Every Earthly year gives us twelve of these lunar cycles (plus some extra days, which we will discuss in a moment). So the Hawaiian system, like the Gregorian, has twelve months, called malama. Each malama follows the moon exactly. The thirty days of each malama are divided into three ten-day anahulu (weeks, so to speak)—one anahulu while the moon is waxing (called ho‘onui, to increase), one during the moon’s fullness (piha poepoe, round fullness), and the third as the moon wanes (ho‘emi, to diminish).
Twelve months times 30 days a month gives us a year of 360 days. Close, but no cigar. This is where the Hawaiians had to solve the mathematical problem of matching the moon’s rhythm to the sun’s seasonal ride through the ever-repeating cycle known as a “year”—which, as we all know, lasts about 365 and one-fourth day.
To resolve this disparity in the Gregorian system, we detach our months from the actual reality of the moon, we stuff them with extra days, then we add a “leap day” every four years (minus three leap days in every four centuries). The Hawaiian system, by contrast, allows for an extra, thirteenth month (called malama pili or malama ‘ukali) to be inserted whenever appropriate.
What’s appropriate depends upon the stars.

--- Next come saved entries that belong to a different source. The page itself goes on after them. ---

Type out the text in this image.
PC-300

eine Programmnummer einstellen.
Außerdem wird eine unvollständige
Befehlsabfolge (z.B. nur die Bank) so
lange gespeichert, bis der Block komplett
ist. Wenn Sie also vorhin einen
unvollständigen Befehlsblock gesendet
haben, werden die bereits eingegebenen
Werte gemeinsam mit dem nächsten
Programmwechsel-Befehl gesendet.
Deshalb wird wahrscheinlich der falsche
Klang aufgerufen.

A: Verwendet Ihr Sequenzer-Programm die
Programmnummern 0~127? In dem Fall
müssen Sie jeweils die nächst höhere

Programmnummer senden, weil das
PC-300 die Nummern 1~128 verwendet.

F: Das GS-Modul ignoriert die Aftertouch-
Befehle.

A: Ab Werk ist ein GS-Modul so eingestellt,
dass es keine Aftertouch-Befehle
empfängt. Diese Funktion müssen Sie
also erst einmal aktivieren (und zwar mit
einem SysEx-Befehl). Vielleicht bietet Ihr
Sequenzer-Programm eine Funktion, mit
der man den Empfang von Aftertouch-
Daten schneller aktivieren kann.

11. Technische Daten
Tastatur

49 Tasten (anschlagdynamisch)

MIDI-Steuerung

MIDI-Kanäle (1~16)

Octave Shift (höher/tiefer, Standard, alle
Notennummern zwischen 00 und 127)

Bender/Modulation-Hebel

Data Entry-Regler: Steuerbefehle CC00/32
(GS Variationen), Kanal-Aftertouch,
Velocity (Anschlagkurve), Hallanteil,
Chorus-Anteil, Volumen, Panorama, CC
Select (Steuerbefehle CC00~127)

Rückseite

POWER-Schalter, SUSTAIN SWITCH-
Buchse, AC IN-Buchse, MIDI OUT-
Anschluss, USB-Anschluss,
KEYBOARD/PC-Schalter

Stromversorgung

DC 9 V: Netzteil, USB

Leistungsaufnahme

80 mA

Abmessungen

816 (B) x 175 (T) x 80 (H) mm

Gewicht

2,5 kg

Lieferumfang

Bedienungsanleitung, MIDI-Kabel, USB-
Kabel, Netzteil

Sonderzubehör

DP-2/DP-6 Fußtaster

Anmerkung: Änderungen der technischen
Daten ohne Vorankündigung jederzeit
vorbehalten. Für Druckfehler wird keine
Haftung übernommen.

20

And this is where kaulana mahina breaks into sophisticated territory. Kalei Tsuha’s research shows that the Hawaiians devised fourteen different versions of this rogue month, and they would insert the appropriate version depending on variations in the rising of the stars, constellations, and planets. In other words, the kahuna knew when individual stars were supposed to appear on the horizon, and if the stars shifted from what was predicted, the Hawaiians adjusted their calendar—just like navigators trimming their sails on the open sea.